Friday, October 22, 2010

The Irresistible Henry House

Lisa Grunwald's The Irresistible Henry House has gotten some good reviews around the blogophere lately, so I was glad to find the book at the library. Unfortunately, I found him quite resistible.

Part of that is not his fault; his story is set in the 1960's, and I was BORN tired of hearing about the sixties and what an exciting decade it was for those who were adults in it.

Another part of it is that his story revolves around the premise that home economics teachers who learned their business before the sixties, while well-intentioned, were unnecessarily rigid about feeding schedules and the fear of "spoiling" a child, and caused lasting emotional damage to infants in their care. So any mother who has children still at home and decides to read this novel, especially the mother of a "spirited child," will be aghast at the child-raising "techniques" that are being taught.

The plot is based on an imagined story to explain a photo the author found while researching the history of Home Economics. The photo is of a "practice baby," an orphan that students took turns learning how to mother. There were evidently "practice baby" programs all over the U.S. until the practice began to die out in the sixties, around the time Dr. Spock's Baby and Childcare was published.

The Home Economics Teacher in the novel is named Martha, and she tells her students that "taking care of a baby...is the only important job that most of you will ever have," indicating (among other things) that she believes that mothering can be reduced to a science in order to give it legitimacy. Every time she insists that none of her students pick up the crying baby before it's the right time on her schedule, it makes me cringe.

What happens to Henry after his first two years with Martha and her students is that he can't form attachments to any one person, spends his high school years unable to speak, and learns how to make himself "universally irresistible" to adult women. He can't forgive Martha, who ends up raising him, for lying about his parents in an attempt to keep him for herself. He continually mistakes love for neediness. In short, I found him a thoroughly disagreeable character, and it didn't help that most of his story took place in front of the backdrop of the sixties.

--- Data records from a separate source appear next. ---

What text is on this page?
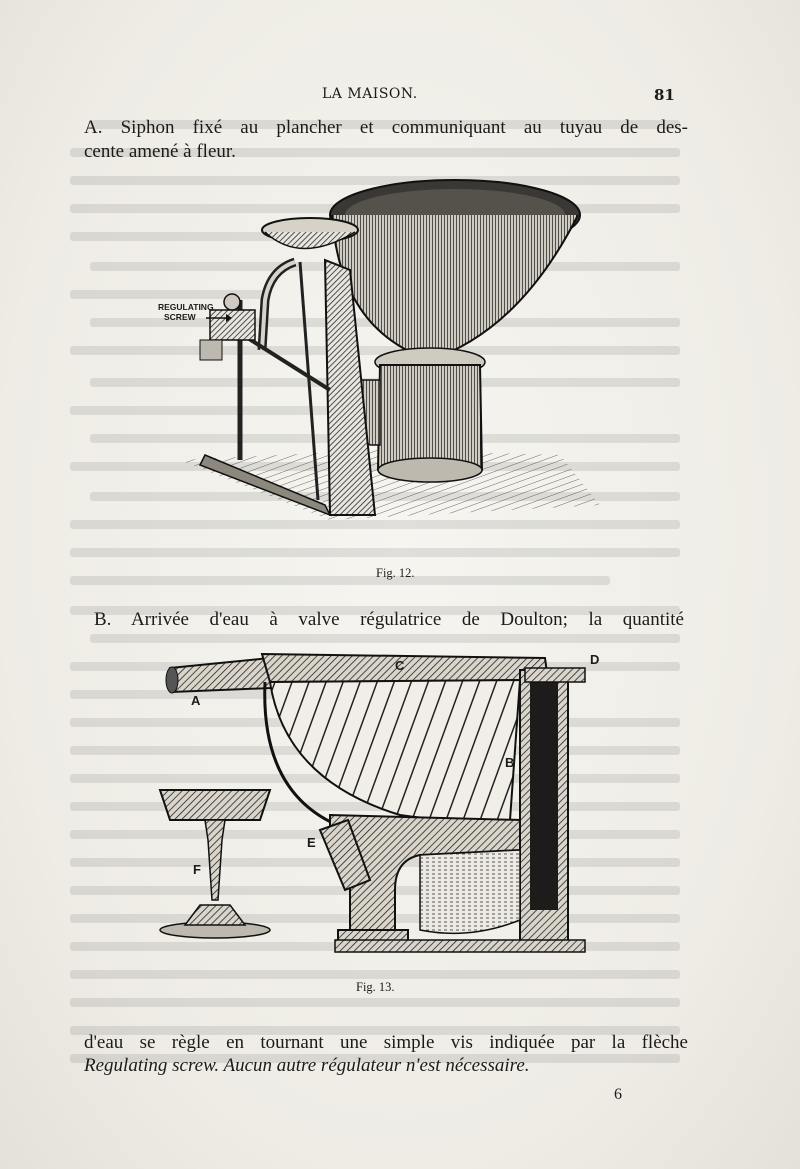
LA MAISON.	81
A. Siphon fixé au plancher et communiquant au tuyau de des-
cente amené à fleur.
REGULATING
SCREW
Fig. 12.
B. Arrivée d'eau à valve régulatrice de Doulton; la quantité
A
B
C	D
E
F
Fig. 13.
d'eau se règle en tournant une simple vis indiquée par la flèche
Regulating screw. Aucun autre régulateur n'est nécessaire.
6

There are already too many novels set in that decade; let's pick a new one to obsess about now, okay?

7 comments:

kittiesx3 said...

This: "I was BORN tired of hearing about the sixties and what an exciting decade it was for those who were adults in it." is me too. I'll pass on this one :-)

FreshHell said...

I, too, am tired of hearing about the 1960's. But, I am also opposed to the scientific method of raising children. You know I have one of those spirited children and I can't even imagine trying to put a baby on a rigid feeding schedule. I mean, unless you want a screaming, hungry baby, go for it! Sigh. But it seems ridiculous to think that would scar you for life. Pass.

Jenners said...

Boy, this just sounds like a very messed up book. I can't even fathom the idea that there were "practice babies" that were "loaned out" to high schoolers to practice with. (Though I'm all for teens learning how difficult it is to raise a child, this doesn't seem quite fair to the child.)

Jeanne said...

Jenners, they were college students, and they came to the "practice house" where the baby lived when it was their turn to take care of him. Still!

FreshHell, that's exactly what I was trying to say. Anyone who's had "spirited" children knows that they will ratchet up to frenzy if you try to let them cry themselves to sleep. I can believe that trying to put such a child on a schedule would have lasting psychological results. (The phrase "scarred for life" may have been a little unfair.)

Elizabeth, we're the same age ;-)

kittiesx3 said...

Neener neener, I am slightly older :P

feministtexicanreads said...

Boo, I guess I'll have to pass on this one. I was initially interested in it because the cover caught my eye (I am totally guilty of judging books by their covers!).

Jeanne said...

Melissa, some bloggers have liked it, but I don't know why. It does have an attractive retro-style cover.